Two articles in the Chance Wiki (September 6, 2005).
This page is moving to a new website.
I submitted two articles in the July-August 2005 Chance Wiki. These articles, which originally had separate links are now consolidated in
The first article, "Can you get fired over the wording of a questionnaire?" was mentioned on my weblog several times before I drafted up something for the Chance Wiki
- Publication in the ChanceWiki (August 2, 2005)
- Allegations of scientific misconduct (updated August 1, 2005)
- Interesting web links and quotes for the month of May (updated May 23, 2005)
The second article "Racial Profiling" is an interesting case study, but because of the politics involved, I felt it was safer not to mention it on this weblog. I don't want to abuse the good will of Children's Mercy Hospital by using the web site they provide me for something that could be interpreted as a political rant.

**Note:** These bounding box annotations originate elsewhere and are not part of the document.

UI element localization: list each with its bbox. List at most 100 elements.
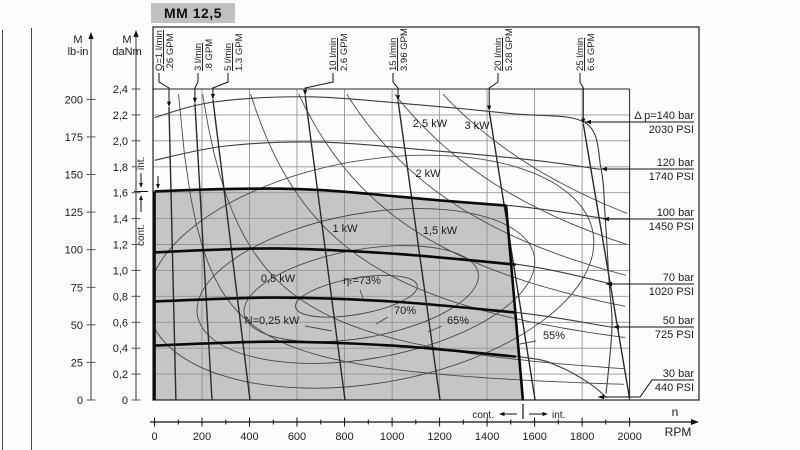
pressure-label-70-psi: 1020 PSI	[649, 286, 694, 298]
pressure-label-100-bar: 100 bar	[657, 207, 695, 219]
lbin-tick: 25	[71, 357, 83, 369]
flow-label: 15 l/min	[388, 38, 399, 71]
power-curve-2kw	[346, 93, 627, 276]
speed-tick: 1200	[427, 431, 451, 443]
speed-tick: 600	[288, 431, 306, 443]
power-label: 0,5 kW	[261, 273, 296, 285]
pressure-label-30-bar: 30 bar	[663, 368, 695, 380]
flow-labels: Q=1 l/min .26 GPM 3 l/min .8 GPM 5 l/min 1.3 …	[154, 28, 597, 124]
efficiency-label: ηₜ=73%	[343, 275, 381, 287]
flow-label-gpm: 1.3 GPM	[234, 33, 245, 71]
flow-line	[168, 107, 177, 400]
power-label: 1,5 kW	[423, 225, 458, 237]
flow-line	[304, 95, 346, 400]
danm-tick: 2,0	[113, 136, 128, 148]
flow-label: 3 l/min	[193, 43, 204, 71]
danm-tick: 0,6	[113, 317, 128, 329]
danm-tick: 0	[122, 395, 128, 407]
danm-tick: 1,4	[113, 214, 128, 226]
pressure-label-30-psi: 440 PSI	[655, 382, 694, 394]
lbin-unit: lb-in	[68, 46, 89, 58]
lbin-tick: 0	[77, 395, 83, 407]
flow-label: 10 l/min	[328, 38, 339, 71]
power-curve-1kw	[250, 94, 625, 338]
power-curve-2.5kw	[394, 93, 627, 245]
speed-tick: 1400	[475, 431, 499, 443]
danm-header: M	[122, 34, 131, 46]
zone-label-int-bottom: int.	[552, 410, 565, 421]
speed-tick: 1000	[380, 431, 404, 443]
lbin-tick: 125	[65, 207, 83, 219]
speed-tick: 400	[240, 431, 258, 443]
flow-lines	[168, 95, 630, 400]
pressure-label-50-psi: 725 PSI	[655, 329, 694, 341]
flow-line	[582, 123, 630, 400]
efficiency-label: 70%	[394, 305, 416, 317]
chart-frame	[152, 26, 700, 401]
power-curve-0.5kw	[202, 94, 625, 370]
pressure-label-120-bar: 120 bar	[657, 157, 695, 169]
pressure-label-140-bar: Δ p=140 bar	[634, 110, 694, 122]
lbin-tick: 75	[71, 282, 83, 294]
zone-label-int-left: int.	[136, 157, 147, 170]
axis-torque-lbin: Mlb-in 0 25 50 75 100 125 150 175 200	[65, 32, 96, 407]
efficiency-label: 65%	[447, 315, 469, 327]
zone-label-cont-left: cont.	[136, 224, 147, 246]
curve-value-labels: N=0,25 kW 0,5 kW 1 kW 1,5 kW 2 kW 2,5 kW 3 kW η…	[245, 118, 565, 345]
lbin-header: M	[73, 34, 82, 46]
lbin-tick: 175	[65, 132, 83, 144]
pressure-curve-50-bar-continuous	[154, 296, 516, 314]
pressure-curve-30-bar-continuous	[154, 340, 516, 358]
danm-tick: 2,2	[113, 110, 128, 122]
pressure-curves	[153, 96, 614, 401]
speed-tick: 200	[193, 431, 211, 443]
pressure-label-50-bar: 50 bar	[663, 315, 695, 327]
speed-tick: 800	[335, 431, 353, 443]
zone-label-cont-bottom: cont.	[472, 410, 494, 421]
pressure-label-100-psi: 1450 PSI	[649, 221, 694, 233]
efficiency-contour-73	[295, 275, 418, 318]
speed-unit: RPM	[665, 425, 692, 439]
pressure-curve-100-bar-continuous	[154, 187, 507, 207]
pressure-label-120-psi: 1740 PSI	[649, 171, 694, 183]
flow-label: 20 l/min	[493, 38, 504, 71]
power-curve-1.5kw	[298, 94, 626, 307]
flow-label-gpm: 2.6 GPM	[339, 33, 350, 71]
power-label: 3 kW	[464, 120, 490, 132]
pressure-curve-70-bar-continuous	[154, 247, 516, 266]
flow-line	[397, 100, 441, 400]
flow-label: Q=1 l/min	[154, 30, 165, 71]
lbin-tick: 50	[71, 320, 83, 332]
flow-label-gpm: .26 GPM	[165, 33, 176, 71]
danm-tick: 0,8	[113, 291, 128, 303]
speed-tick: 1600	[522, 431, 546, 443]
pressure-label-70-bar: 70 bar	[663, 272, 695, 284]
speed-var: n	[672, 405, 679, 419]
efficiency-contour-65	[196, 208, 536, 364]
efficiency-label: 55%	[543, 330, 565, 342]
frame-lines	[2, 28, 32, 450]
power-label: N=0,25 kW	[245, 315, 300, 327]
flow-line	[488, 110, 536, 400]
speed-tick: 0	[151, 431, 157, 443]
lbin-tick: 150	[65, 170, 83, 182]
power-label: 2,5 kW	[413, 118, 448, 130]
flow-label: 25 l/min	[575, 38, 586, 71]
pressure-curve-140-bar	[154, 96, 613, 394]
power-label: 2 kW	[415, 168, 441, 180]
flow-label-gpm: 6.6 GPM	[586, 33, 597, 71]
power-curve-0.25kw	[178, 94, 624, 385]
speed-tick: 2000	[617, 431, 641, 443]
power-label: 1 kW	[332, 223, 358, 235]
flow-label: 5 l/min	[223, 43, 234, 71]
axis-speed: 0 200 400 600 800 1000 1200 1400 1600 1800 2000 n RP…	[150, 405, 699, 443]
danm-unit: daNm	[112, 46, 141, 58]
chart-title: MM 12,5	[151, 3, 235, 23]
speed-tick: 1800	[570, 431, 594, 443]
flow-label-gpm: 5.28 GPM	[504, 28, 515, 71]
flow-label-gpm: 3.96 GPM	[399, 28, 410, 71]
danm-tick: 2,4	[113, 84, 128, 96]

Interestingly, both articles received minor editing by other contributors, and all of these edits improved the final product, in my opinion.

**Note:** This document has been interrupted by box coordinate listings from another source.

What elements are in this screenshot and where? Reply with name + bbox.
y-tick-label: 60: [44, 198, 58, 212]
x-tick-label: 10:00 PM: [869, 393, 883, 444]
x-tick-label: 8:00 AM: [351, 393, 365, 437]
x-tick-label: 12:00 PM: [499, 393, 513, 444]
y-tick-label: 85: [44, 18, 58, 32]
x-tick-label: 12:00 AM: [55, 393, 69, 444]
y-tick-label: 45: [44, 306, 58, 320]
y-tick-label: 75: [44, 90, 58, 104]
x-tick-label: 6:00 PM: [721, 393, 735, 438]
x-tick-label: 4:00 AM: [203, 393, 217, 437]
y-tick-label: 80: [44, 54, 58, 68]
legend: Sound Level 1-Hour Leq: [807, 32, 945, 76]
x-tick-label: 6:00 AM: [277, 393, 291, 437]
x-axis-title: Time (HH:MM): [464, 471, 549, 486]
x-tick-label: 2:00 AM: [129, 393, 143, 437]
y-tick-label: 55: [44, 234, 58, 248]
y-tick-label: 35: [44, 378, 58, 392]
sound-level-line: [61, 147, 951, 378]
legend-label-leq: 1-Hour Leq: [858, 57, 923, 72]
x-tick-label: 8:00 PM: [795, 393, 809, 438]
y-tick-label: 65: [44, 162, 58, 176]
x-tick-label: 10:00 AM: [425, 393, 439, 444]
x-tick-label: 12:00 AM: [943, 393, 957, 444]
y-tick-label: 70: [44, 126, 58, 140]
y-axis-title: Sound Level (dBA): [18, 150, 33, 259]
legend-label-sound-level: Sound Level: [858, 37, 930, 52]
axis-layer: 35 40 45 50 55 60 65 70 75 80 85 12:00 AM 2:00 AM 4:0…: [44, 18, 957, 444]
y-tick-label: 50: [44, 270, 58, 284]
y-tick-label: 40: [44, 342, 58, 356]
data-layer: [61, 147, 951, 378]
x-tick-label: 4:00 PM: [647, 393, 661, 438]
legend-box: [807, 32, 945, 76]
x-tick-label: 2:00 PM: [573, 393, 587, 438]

There are several articles already submitted for the September-October issue,
including a very good one "Why Medical Studies are Often Wrong." This entry in the Chance Wiki comments on John Allen Paulos's commentary on a recent JAMA article:
- Contradicted and initially stronger effects in highly cited clinical research. Ioannidis JP. Jama 2005: 294(2); 218-28. [Medline]

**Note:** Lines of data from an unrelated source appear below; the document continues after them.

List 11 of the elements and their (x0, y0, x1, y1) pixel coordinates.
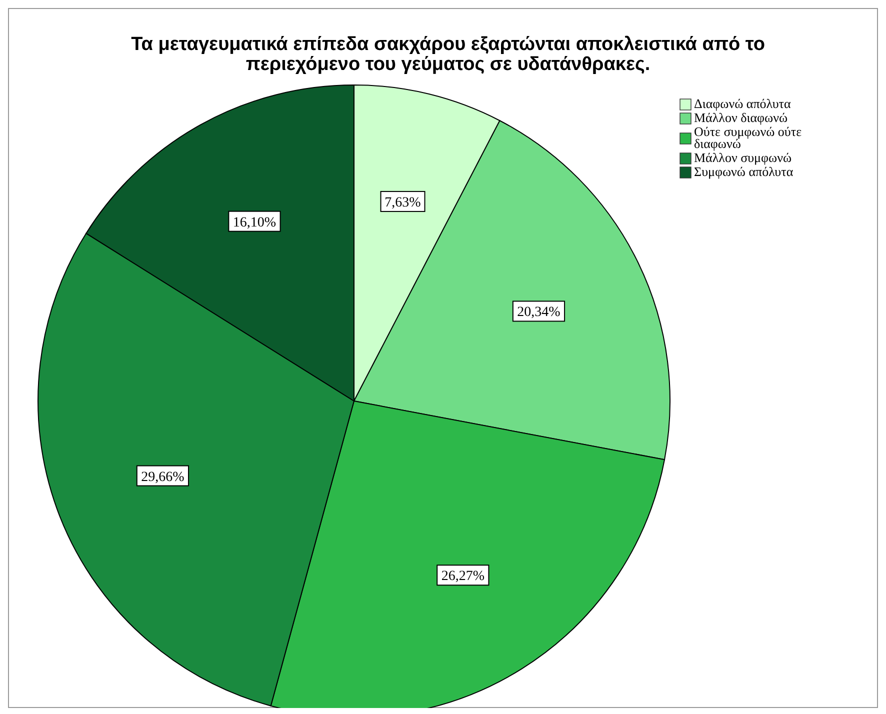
data-label: 29,66% (141, 470, 185, 485)
chart-title: Τα μεταγευματικά επίπεδα σακχάρου εξαρτώνται αποκλειστικά από το περιεχόμενο του γεύματος σε υδατάνθρακες. (131, 34, 765, 75)
data-label: 26,27% (441, 569, 485, 584)
legend-label: Ούτε συμφωνώ ούτε διαφωνώ (694, 124, 802, 151)
data-label: 16,10% (232, 215, 276, 230)
data-label: 20,34% (517, 305, 561, 320)
legend-label: Μάλλον διαφωνώ (694, 110, 788, 125)
legend-label: Μάλλον συμφωνώ (694, 150, 792, 165)
legend-label: Συμφωνώ απόλυτα (694, 164, 794, 179)
data-label: 7,63% (384, 195, 422, 210)
legend-label: Διαφωνώ απόλυτα (694, 96, 792, 111)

There's another interesting article published by JAMA with Ioannidis as a co-author:
- Relative citation impact of various study designs in the health sciences. Patsopoulos NA, Analatos AA, Ioannidis JP. Jama 2005: 293(19); 2362-6. [Medline]
and Ioannidis was co-author on a couple of fascinating papers which examined the hierarchy of evidence:
- Large trials vs meta-analysis of smaller trials: how do their results compare? Cappelleri JC, Ioannidis JP, Schmid CH, de Ferranti SD, Aubert M, Chalmers TC, Lau J. Jama 1996: 276(16); 1332-8. [Medline]
- Comparison of evidence of treatment effects in randomized and nonrandomized studies. Ioannidis JP, Haidich AB, Pappa M, Pantazis N, Kokori SI, Tektonidou MG, Contopoulos-Ioannidis DG, Lau J. Jama 2001: 286(7); 821-30. [Medline] [Abstract]
The first study looked at a large number of meta-analyses that included one large study and compared the result of the large study to a summary of the remaining small studies. Although there are some differences between the large study and the meta-analysis of the smaller studies,
Clinically important differences without a potential explanation are extremely uncommon.
The second study examined 45 diverse topics for which both randomized and and nonrandomized studies had been performed. In this study, the authors concluded that
Despite good correlation between randomized trials and nonrandomized studies-in particular, prospective studies-discrepancies beyond chance do occur and differences in estimated magnitude of treatment effect are very common.